Les chercheurs doutent également que le cerveau « prenne le relais » des neurones qui ne sont pas utilisés et les « recâble » pour remplir d’autres fonctions.
Par exemple, les enfants atteints de cataracte congénitale (qui naissent aveugles) peuvent retrouver la vue immédiatement après une intervention chirurgicale.
« Si le cortex visuel est réapproprié pour prendre en charge de nouvelles fonctions, il s’ensuit que la restauration de l’entrée visuelle sera vaine (ou nécessitera au moins une inversion substantielle de la réorganisation) », écrivent les auteurs.
« Mais ce n’est pas le cas.

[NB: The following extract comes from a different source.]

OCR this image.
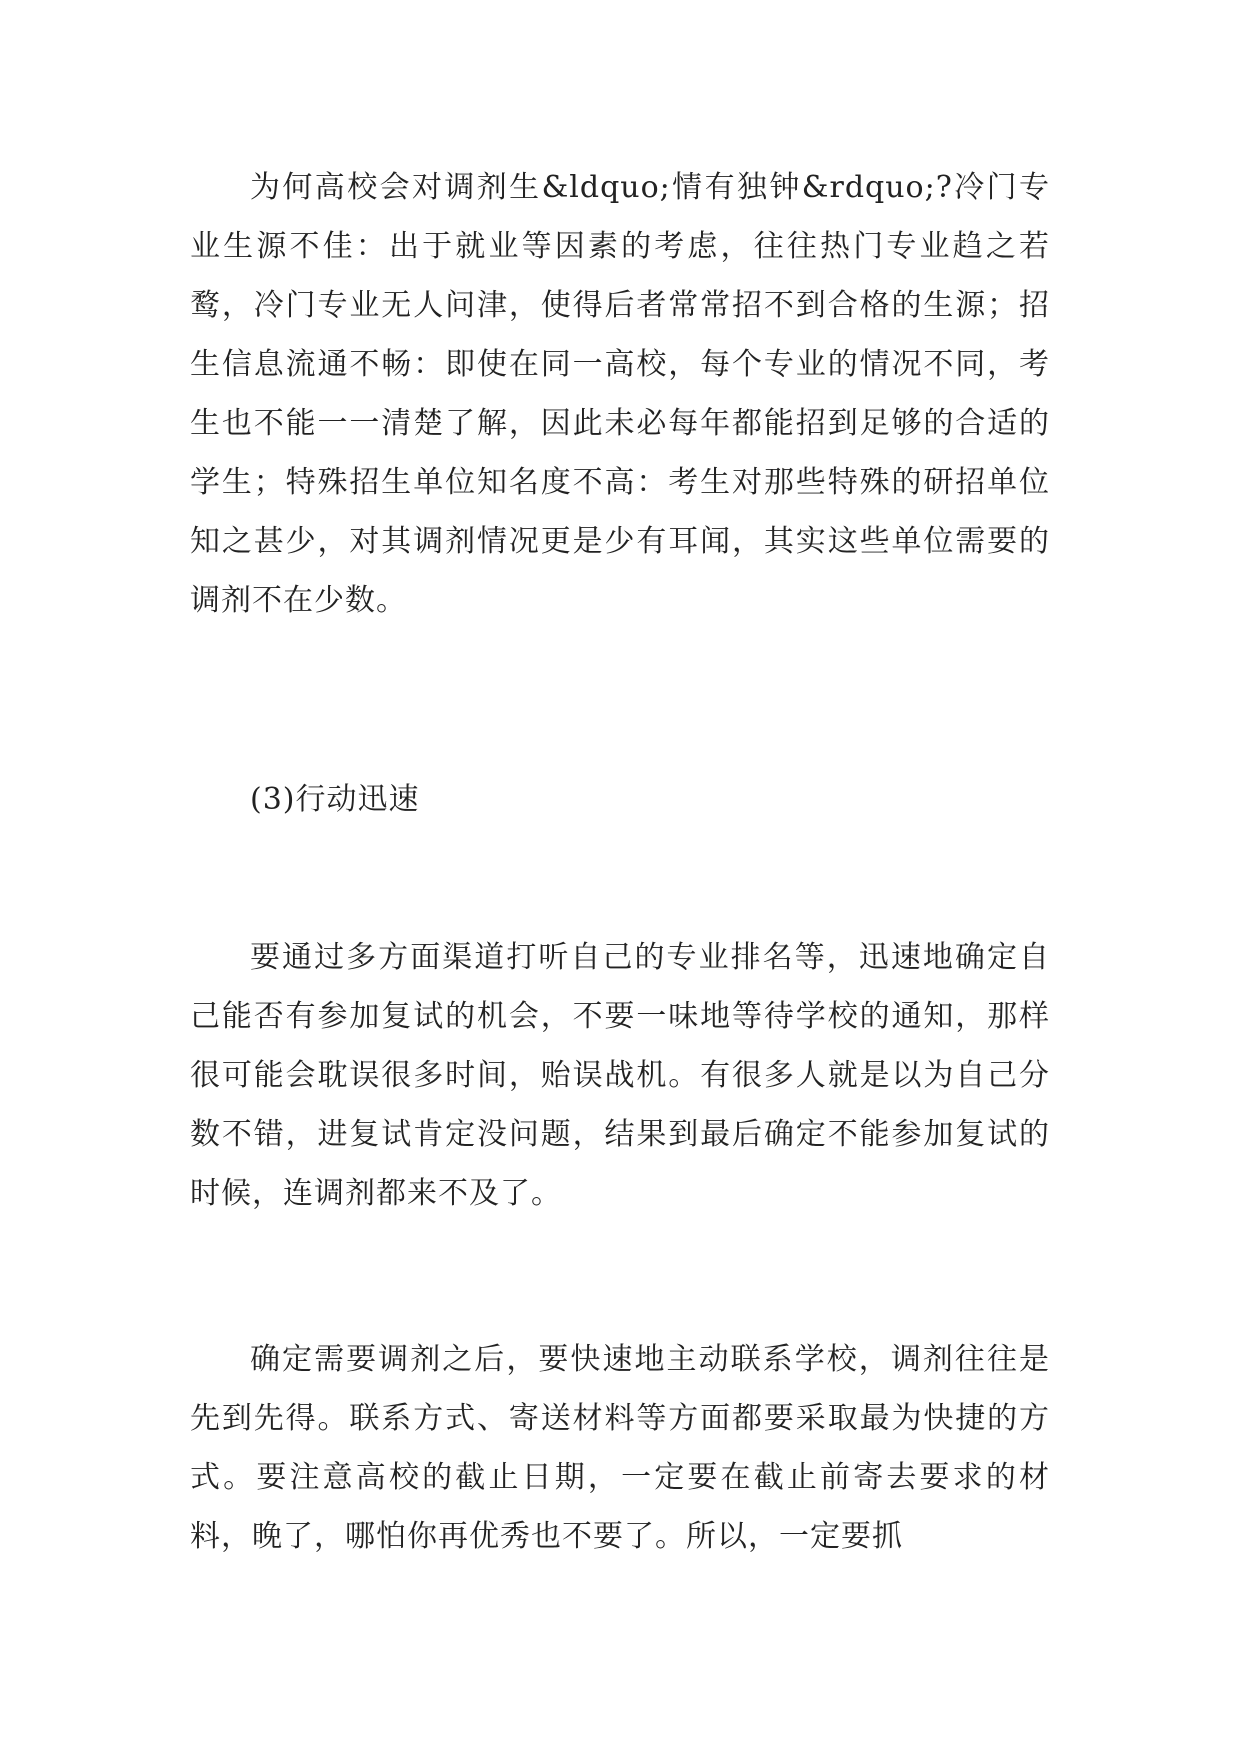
为何高校会对调剂生&ldquo;情有独钟&rdquo;?冷门专业生源不佳：出于就业等因素的考虑，往往热门专业趋之若鹜，冷门专业无人问津，使得后者常常招不到合格的生源；招生信息流通不畅：即使在同一高校，每个专业的情况不同，考生也不能一一清楚了解，因此未必每年都能招到足够的合适的学生；特殊招生单位知名度不高：考生对那些特殊的研招单位知之甚少，对其调剂情况更是少有耳闻，其实这些单位需要的调剂不在少数。

(3)行动迅速

要通过多方面渠道打听自己的专业排名等，迅速地确定自己能否有参加复试的机会，不要一味地等待学校的通知，那样很可能会耽误很多时间，贻误战机。有很多人就是以为自己分数不错，进复试肯定没问题，结果到最后确定不能参加复试的时候，连调剂都来不及了。

确定需要调剂之后，要快速地主动联系学校，调剂往往是先到先得。联系方式、寄送材料等方面都要采取最为快捷的方式。要注意高校的截止日期，一定要在截止前寄去要求的材料，晚了，哪怕你再优秀也不要了。所以，一定要抓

Non seulement les enfants sont immédiatement capables de percevoir certaines informations visuelles, mais ils sont également sensibles aux illusions visuelles. »
Alors que le cerveau est plus interconnecté et « flou » que nous ne le pensons, Makin et Krakauer soutiennent que différentes parties du cerveau sont destinées à remplir certaines fonctions, et qu’il n’est pas possible de s’écarter de cette « architecture » ou « plan » sous-jacent. même au début du développement.
« Tant de fois, la capacité du cerveau à se recâbler a été décrite comme ‘miraculeuse’ – mais nous sommes des scientifiques, nous ne croyons pas à la magie », explique Makin.
« Ces comportements étonnants que nous observons sont enracinés dans le travail acharné, la répétition et l’entraînement, et non dans la réaffectation magique des ressources du cerveau. »
Cet article a été publié dans eLife.